Kaum ein Buch dürfte in Physiker-Buchregalen so fot zu finden sein wie “Sie belieben wohl zu scherzen, Mister Feynman”, die autobiographische Anekdotensammlung von Richard Feynman. Feynman ist ein Held unter Physikern – wegen seiner umfangreichen Leistungen für die Physik, aber vor allem wegen seines einzigartigen Charakters.

Die Biographie “Genius” von James Gleick bietet jedoch ein viel umfassenderes Bild von Feynman, seinem Umfeld, seinen Zeitgenossen und der Geburt der modernen Physik. Die Autobiographie enthält vor allem viele Anekdoten, aus der Biographie von Gleick erfährt man aber auch, dass Feynman sich durch diese Anekdoten eine Schale gebaut hat.

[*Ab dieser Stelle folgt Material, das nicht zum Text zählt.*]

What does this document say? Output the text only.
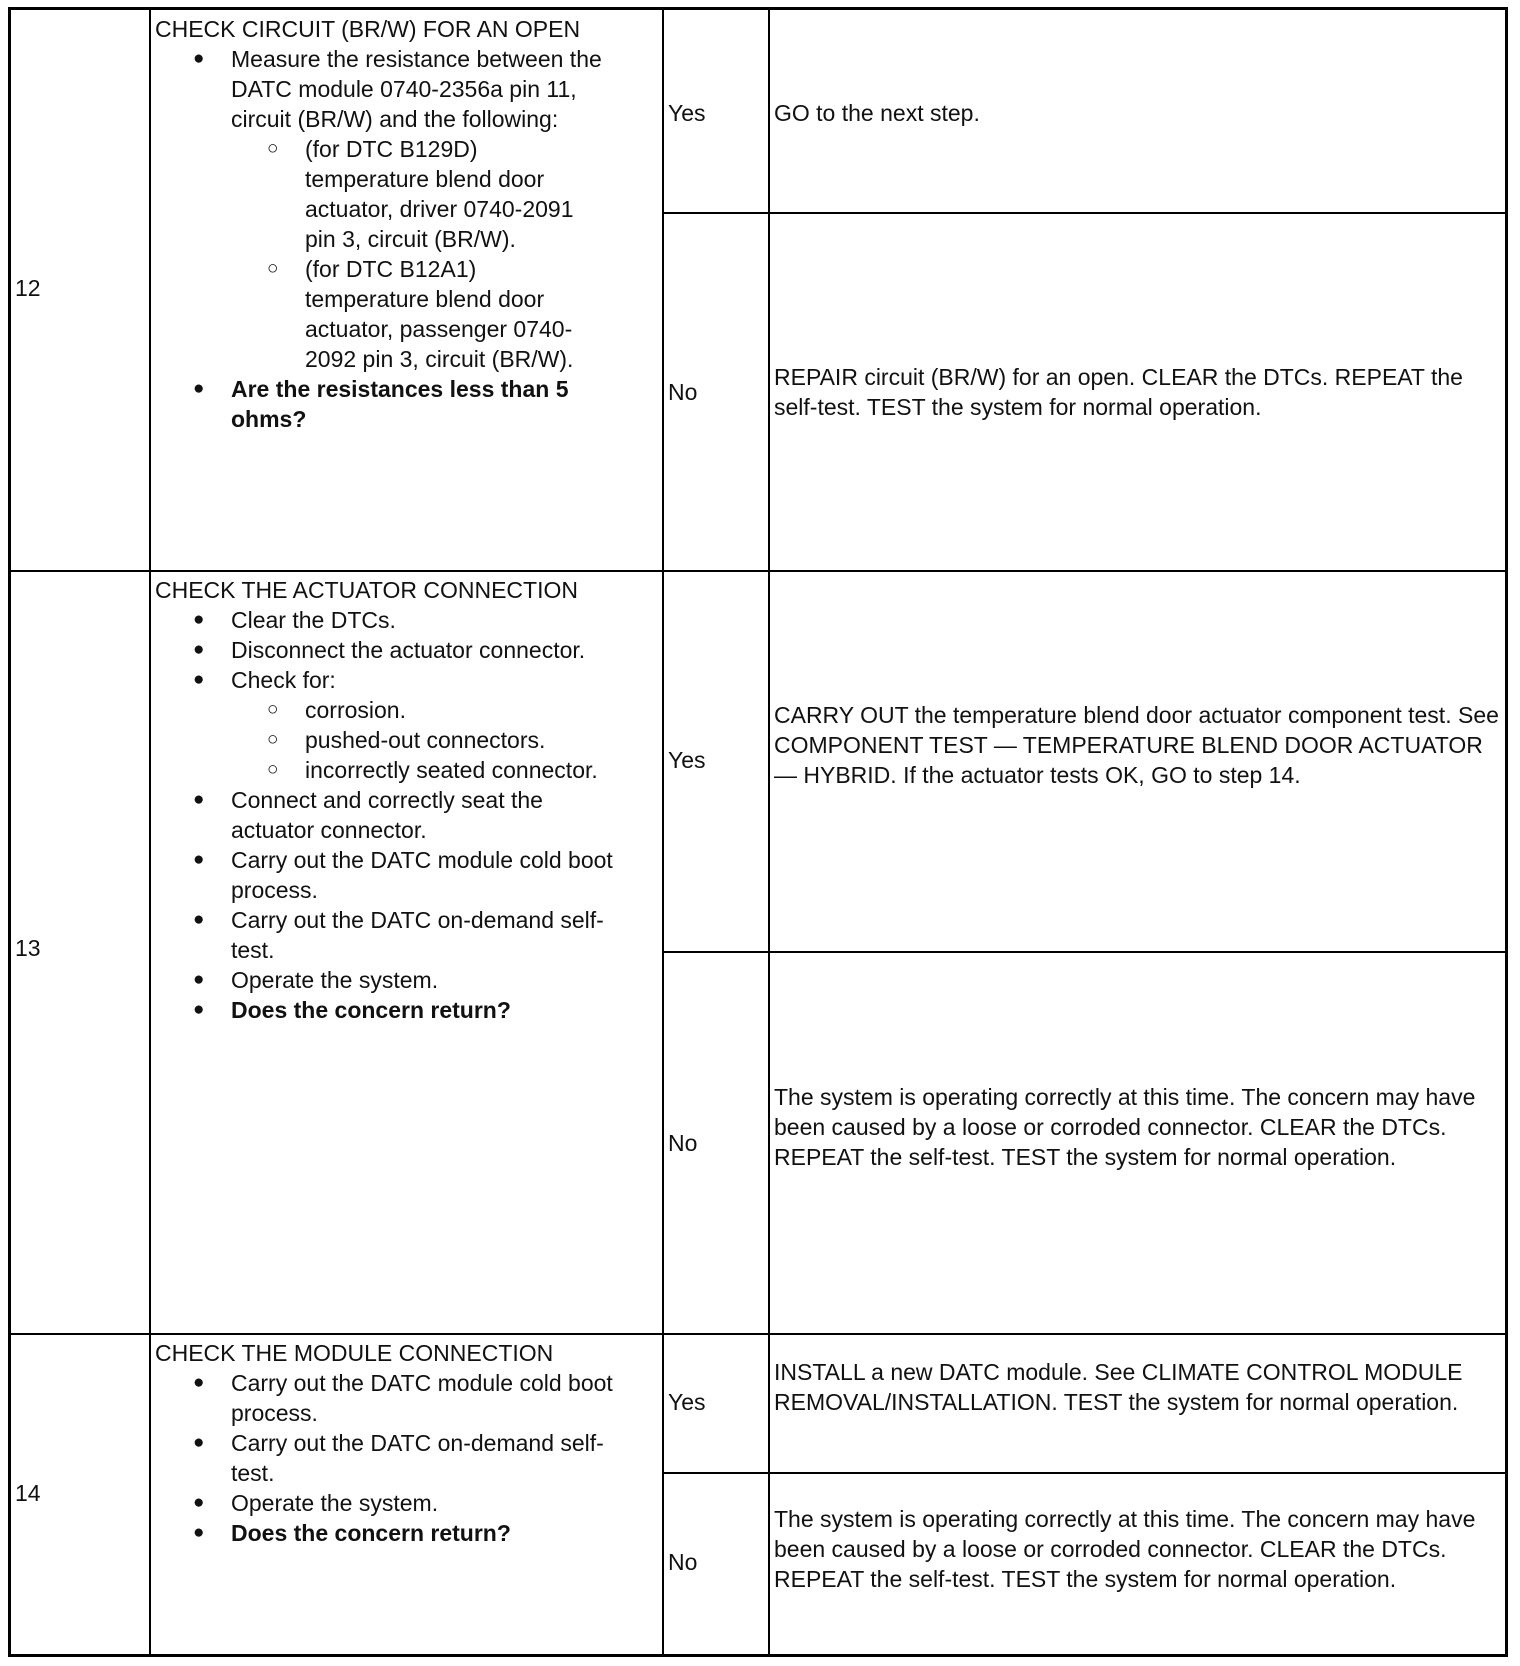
12

CHECK CIRCUIT (BR/W) FOR AN OPEN

● Measure the resistance between the DATC module 0740-2356a pin 11, circuit (BR/W) and the following:

○ (for DTC B129D) temperature blend door actuator, driver 0740-2091 pin 3, circuit (BR/W).

○ (for DTC B12A1) temperature blend door actuator, passenger 0740-2092 pin 3, circuit (BR/W).

● Are the resistances less than 5 ohms?

Yes	GO to the next step.
No
REPAIR circuit (BR/W) for an open. CLEAR the DTCs. REPEAT the self-test. TEST the system for normal operation.
13

CHECK THE ACTUATOR CONNECTION

● Clear the DTCs.

● Disconnect the actuator connector.

● Check for:

○ corrosion.

○ pushed-out connectors.

○ incorrectly seated connector.

● Connect and correctly seat the actuator connector.

● Carry out the DATC module cold boot process.

● Carry out the DATC on-demand self-test.

● Operate the system.

● Does the concern return?

Yes
CARRY OUT the temperature blend door actuator component test. See COMPONENT TEST — TEMPERATURE BLEND DOOR ACTUATOR — HYBRID. If the actuator tests OK, GO to step 14.
No
The system is operating correctly at this time. The concern may have been caused by a loose or corroded connector. CLEAR the DTCs. REPEAT the self-test. TEST the system for normal operation.
14

CHECK THE MODULE CONNECTION

● Carry out the DATC module cold boot process.

● Carry out the DATC on-demand self-test.

● Operate the system.

● Does the concern return?

Yes
INSTALL a new DATC module. See CLIMATE CONTROL MODULE REMOVAL/INSTALLATION. TEST the system for normal operation.
No
The system is operating correctly at this time. The concern may have been caused by a loose or corroded connector. CLEAR the DTCs. REPEAT the self-test. TEST the system for normal operation.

Gleichwohl wie es Teil seiner Natur war, alles auszuprobieren was ihm Spaß gemacht hat, hat er die Erzählungen darüber auch bewusst forciert, vielleicht um sich ein wenig abzuschotten.
Ich habe stark den Eindruck bekommen, dass Feynman eher wenig Interesse an anderen Menschen hatte. Er war zufrieden damit, Probleme durch Nachdenken zu lösen. Das Staunen vor dem, was man über die Natur wissen konnte, nichts hat so sehr für ihn gezählt. Vor allem auch nach dem Tod seiner ersten Frau hat sich der Abstand zu anderen Menschen nur noch vergrößert – also abgesehen davon dass er ein unfassbarer Frauenaufreißer war.

i-2aaf835abf03a27a1138035801cfa1bf-gleick-genius-thumb-195x284.jpg

James Gleick versucht erst gar nicht, den Menschen Feynman komplett zu verstehen oder zu präsentieren. Er will nicht sein Leben Tag für Tag nacherzählen. Vielmehr macht er das Richtige: Er präsentiert die besonderen Zeiten in Feynmans Leben aus Sicht der Physik. Er präsentiert Feynman im Licht der Höhepunkte seines Schaffens, der wichtigen Stationen: dem Studium und dem Anfang als Doktorand, dann dem Atombomben-Projekt in Los Alamos, das erst die moderne Physik begründet hat, dann die Zeit nach dem Tod seiner ersten Frau und die Entwicklung der Quantenelektrodynamik. Sein weiteres Schaffen, die Beschäftigung mit Superfluidität, dann wieder die theoretische Teilchenphysik und das Quarkmodell. Schließlich die Aufklärung der Challenger-Katastrophe, kurz bevor er mit nur 69 an Krebs verstarb (er hatte gleich zwei seltene Krebsarten).
Gleick stellt vor allem das Umfeld dar und wie Feynman mit diesem interagiert hat. Seine Hauptmotive sind zu verstehen, wie Feynman arbeitete, was ihn unterschied und wie er zu seiner Welt passte. Man erlebt ausführlich die Entwicklung der modernen Physik mit, man lernt die großen Physiker kennen und wie sie mit Feynman umgingen und er mit ihnen. Und ganz besonders gut gelingt es Gleick, darzustellen wie groß das Genie Feynmans wirklich war, wie er durch Nachdenken über Nacht physikalische Probleme lösen konnte, die andere gute Physiker seit Jahren plagten. Aber auch, wie desinteressiert Feynman an der ganzen Entwicklung war, er war zufrieden ein Problem zu finden und es selbst zu lösen. Er hielt sich nicht auf dem Laufenden über die aktuellen Entwicklungen und wollte nie etwas mit Politik oder anderen menschlichen Verwicklungen zu tun haben. Nichts anderes als Probleme der Natur im Kopf zu lösen interessierte ihn.

Wer schon die Feynman-Bücher hat, braucht dieses Buch. Man lernt Feynman lieben, man lernt ihn hassen, aber vor allem lernt man Respekt, Respekt, Respekt vor einem der Größten.